"Yogurt" & "ZZ Plant"

by Philip Kenner


How did you use your time in the Midwives?

I used my time in The Midwives as an accountability boost while working on my book. My incredible midwife, Michael Osinski, and I agreed on deadlines for poetry submissions and wrote syllabi together. It was a bi-weekly opportunity to celebrate wins, chew through roadblocks, and establish deadlines.

What is a discovery you made about yourself or your process?

Michael was always reminding me to slow down and celebrate. I came into the group looking for a little butt-kicking, but it turns out I needed the opposite.

Can you describe your piece / process for us?

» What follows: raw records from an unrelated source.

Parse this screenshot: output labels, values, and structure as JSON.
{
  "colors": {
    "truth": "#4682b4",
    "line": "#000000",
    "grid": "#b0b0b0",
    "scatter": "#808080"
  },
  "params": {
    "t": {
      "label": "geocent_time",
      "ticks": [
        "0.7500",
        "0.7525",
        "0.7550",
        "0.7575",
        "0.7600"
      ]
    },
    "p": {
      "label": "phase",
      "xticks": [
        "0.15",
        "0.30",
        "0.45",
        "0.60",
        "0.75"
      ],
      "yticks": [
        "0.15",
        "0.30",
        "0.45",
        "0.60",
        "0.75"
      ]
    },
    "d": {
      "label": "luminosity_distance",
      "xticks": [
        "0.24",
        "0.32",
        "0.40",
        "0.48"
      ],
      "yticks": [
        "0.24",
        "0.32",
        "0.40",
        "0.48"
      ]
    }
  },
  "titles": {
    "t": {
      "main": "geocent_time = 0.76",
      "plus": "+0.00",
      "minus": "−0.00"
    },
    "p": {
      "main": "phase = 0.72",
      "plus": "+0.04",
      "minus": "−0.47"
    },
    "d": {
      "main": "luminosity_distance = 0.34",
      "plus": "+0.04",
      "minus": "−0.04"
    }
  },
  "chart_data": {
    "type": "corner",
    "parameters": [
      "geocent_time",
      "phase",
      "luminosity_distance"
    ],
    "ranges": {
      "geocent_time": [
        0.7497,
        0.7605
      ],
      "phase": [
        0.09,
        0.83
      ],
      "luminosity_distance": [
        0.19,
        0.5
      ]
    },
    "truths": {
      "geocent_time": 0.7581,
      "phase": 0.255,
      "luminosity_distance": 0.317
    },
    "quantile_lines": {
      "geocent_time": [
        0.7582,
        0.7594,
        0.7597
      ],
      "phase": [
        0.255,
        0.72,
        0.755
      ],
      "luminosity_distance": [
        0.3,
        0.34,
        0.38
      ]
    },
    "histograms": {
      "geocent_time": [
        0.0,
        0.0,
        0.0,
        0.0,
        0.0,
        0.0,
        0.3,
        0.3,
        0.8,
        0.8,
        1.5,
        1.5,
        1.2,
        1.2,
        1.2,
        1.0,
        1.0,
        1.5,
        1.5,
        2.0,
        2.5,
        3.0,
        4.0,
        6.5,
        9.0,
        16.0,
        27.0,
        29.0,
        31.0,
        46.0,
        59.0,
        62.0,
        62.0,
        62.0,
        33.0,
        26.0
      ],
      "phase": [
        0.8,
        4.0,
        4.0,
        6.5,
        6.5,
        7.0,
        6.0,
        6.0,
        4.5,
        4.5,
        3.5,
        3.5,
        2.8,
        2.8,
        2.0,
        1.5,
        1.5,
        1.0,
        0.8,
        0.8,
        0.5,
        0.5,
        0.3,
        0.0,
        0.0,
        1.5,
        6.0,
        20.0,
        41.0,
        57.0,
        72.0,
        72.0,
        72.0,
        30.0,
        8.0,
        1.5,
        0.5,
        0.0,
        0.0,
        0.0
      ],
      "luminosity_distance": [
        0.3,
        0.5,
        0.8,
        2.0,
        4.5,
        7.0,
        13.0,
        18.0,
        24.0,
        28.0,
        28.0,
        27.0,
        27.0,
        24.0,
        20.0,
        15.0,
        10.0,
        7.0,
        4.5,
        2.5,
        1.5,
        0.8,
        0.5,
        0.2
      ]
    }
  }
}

My two poems, "Yogurt" and "ZZ Plant," are featured in my manuscript. "Yogurt" and "ZZ Plant" were both previously published in now out-of-print journals (Let My People Cum and Book Culture's bookstore poets, respectively), so I'm very grateful to The Midwives for giving them a home on the internet!


Yogurt

Watching a tall stranger eat yogurt

and wondering whether he would brush

my face with the blonde stubble

surrounding his dried lips.

I want to take off his Doc Martens,

not to smell them

or to do any feet stuff,

but to acquaint myself

with the leather, the strands

fraying off the fabric tabs,

the wear of the seams.

His jaw lowers

as he floats the spoon

into his open mouth,

a little residue

remaining, the tunnel entrance

traced with caulk.

My wish to lick

the culture from his rim

doesn’t concern me. I continue

to stare, blurring the world,

oblivious to the buzzing barista calling,

“Sir? What would you like? Sir?”


ZZ Plant

“[This book] will not say, Isn’t X Beautiful?

Such demands are murderous to beauty,” writes Maggie Nelson,

outlining a black-feathered wing

on the angel of Good Intentions.

I moved my Zamioculcas Zamiifolia

to my roommate’s room

so it could get a little

more sun,

so it could show off

its chlorophyll,

so I could facilitate its developing

beauty, even though

Maggie Nelson may call it

murderous, even though

aesthetic expectations can be suffocating.

The feeling of control is

like a cold water-bottle

on the back of a sunburnt neck,

like laying in the snow and

allowing the sun entry,

making blue and green fireworks

on the back of my frost-bit eyelids.